Czesław Zając (born 12 July 1968) is a Polish former professional footballer who played as a midfielder.

==Playing career==
Zając began his professional career in his native Poland in the Ekstraklasa with Pogoń Szczecin in 1992. After appearing in only 2 matches, he signed with Dąb Dębno, a club which mostly featured in the lower leagues. In 1996, he went abroad to Canada and signed with Oakville Canadian Westerns of the Canadian National Soccer League. He reached the playoffs with Oakville by finishing fourth in the league standings. He featured in the semi-final match against Toronto Italia, but unfortunately were eliminated by the eventual playoff champions by a score of 5–4 goals on aggregate.

In April 1997, he signed with the newly expanded franchise Toronto Lynx of the USL A-League. His signing was announced in a press conference which revealed the team roster. Zajac made his debut for the club on April 12, 1997 in the Lynx's first official match against Jacksonville Cyclones; the game would eventually result in a 3–1 defeat for the fledgling side. Unfortunately, after appearing in only 2 matches, he was released from his contract. For the remainder of the year, he returned to the CNSL and signed with Toronto Supra. Zając made his debut on 13 June 1997 against Toronto Croatia in a 0–0 draw. Supra reached the cup finals, but once more Zając failed to win a piece of silverware after losing 4–3 on goals on aggregate to St. Catharines Wolves.
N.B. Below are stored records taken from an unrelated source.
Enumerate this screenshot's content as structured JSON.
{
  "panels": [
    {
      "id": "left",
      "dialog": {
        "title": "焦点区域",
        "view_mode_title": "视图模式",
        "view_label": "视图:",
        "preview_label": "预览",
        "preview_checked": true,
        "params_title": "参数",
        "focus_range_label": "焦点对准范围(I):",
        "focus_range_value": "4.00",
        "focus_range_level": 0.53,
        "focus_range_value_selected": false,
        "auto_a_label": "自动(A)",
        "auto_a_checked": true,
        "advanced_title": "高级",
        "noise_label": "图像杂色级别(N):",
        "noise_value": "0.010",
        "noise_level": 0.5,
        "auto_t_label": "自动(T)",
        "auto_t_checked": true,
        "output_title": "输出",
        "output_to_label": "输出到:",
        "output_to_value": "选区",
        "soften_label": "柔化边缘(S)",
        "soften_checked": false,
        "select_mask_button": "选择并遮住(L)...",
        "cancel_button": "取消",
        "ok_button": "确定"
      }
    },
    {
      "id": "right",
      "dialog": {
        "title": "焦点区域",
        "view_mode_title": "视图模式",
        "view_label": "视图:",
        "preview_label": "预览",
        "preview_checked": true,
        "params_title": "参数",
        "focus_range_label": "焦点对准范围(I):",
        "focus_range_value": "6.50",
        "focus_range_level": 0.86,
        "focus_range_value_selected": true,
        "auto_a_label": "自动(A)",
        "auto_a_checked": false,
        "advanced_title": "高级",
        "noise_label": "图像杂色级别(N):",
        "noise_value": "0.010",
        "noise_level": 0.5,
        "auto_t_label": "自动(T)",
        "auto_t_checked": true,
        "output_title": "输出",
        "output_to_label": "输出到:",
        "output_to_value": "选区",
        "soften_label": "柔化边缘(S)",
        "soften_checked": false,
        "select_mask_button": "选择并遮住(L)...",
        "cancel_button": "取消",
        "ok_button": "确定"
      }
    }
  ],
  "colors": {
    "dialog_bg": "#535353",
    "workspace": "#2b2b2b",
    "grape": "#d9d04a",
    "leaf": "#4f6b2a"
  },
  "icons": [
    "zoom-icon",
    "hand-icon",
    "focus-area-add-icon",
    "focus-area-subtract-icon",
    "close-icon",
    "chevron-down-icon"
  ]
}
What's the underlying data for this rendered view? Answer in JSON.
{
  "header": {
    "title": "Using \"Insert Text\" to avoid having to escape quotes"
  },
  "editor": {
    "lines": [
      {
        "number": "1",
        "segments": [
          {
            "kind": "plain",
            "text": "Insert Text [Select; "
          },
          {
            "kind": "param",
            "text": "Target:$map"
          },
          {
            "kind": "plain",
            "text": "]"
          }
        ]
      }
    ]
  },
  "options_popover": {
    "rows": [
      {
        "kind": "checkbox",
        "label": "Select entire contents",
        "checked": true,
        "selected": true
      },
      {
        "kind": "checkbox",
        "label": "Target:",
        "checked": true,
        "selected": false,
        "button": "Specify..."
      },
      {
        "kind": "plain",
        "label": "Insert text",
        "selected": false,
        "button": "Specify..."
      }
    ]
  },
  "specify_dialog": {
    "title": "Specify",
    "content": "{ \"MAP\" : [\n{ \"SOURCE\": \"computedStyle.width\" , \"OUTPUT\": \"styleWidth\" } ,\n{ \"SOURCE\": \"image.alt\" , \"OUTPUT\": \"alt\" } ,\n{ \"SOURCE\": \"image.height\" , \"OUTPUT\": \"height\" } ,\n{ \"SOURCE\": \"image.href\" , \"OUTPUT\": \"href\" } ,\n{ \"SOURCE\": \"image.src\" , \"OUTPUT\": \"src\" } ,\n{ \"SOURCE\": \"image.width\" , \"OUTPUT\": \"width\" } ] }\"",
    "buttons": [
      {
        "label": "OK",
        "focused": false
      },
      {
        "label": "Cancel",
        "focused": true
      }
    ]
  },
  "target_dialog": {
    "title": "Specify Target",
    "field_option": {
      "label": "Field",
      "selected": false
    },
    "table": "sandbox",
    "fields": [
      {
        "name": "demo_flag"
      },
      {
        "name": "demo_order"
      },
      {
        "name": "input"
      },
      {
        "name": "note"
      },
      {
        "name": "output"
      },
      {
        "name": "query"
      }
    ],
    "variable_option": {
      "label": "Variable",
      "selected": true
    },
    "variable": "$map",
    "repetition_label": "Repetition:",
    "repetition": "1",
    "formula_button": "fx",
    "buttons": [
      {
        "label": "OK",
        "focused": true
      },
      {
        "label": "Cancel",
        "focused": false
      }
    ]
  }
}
The following year, he signed with Toronto Croatia of the newly formed Canadian Professional Soccer League. He made his debut on 3 June 1998 in an Open Canada Cup match against Glen Shields in a 3–1 defeat. He would score his first two goals in the next match against London City in a 5–1 victory. In 1999, Zając returned to the Croatian side, but missed the majority of the season due to an injury and managed to return late in the season to help Toronto finish second in the league standings, clinching a postseason berth. In the postseason, he contributed a goal in a 5–2 victory over Glen Shields in the semifinals, and advanced to the playoff finals but were defeated by the Toronto Olympians in a 2–0 loss.

== Personal life ==
His son Marcel Zajac also became a footballer.

His daughter Nicole Zajac also became a footballer.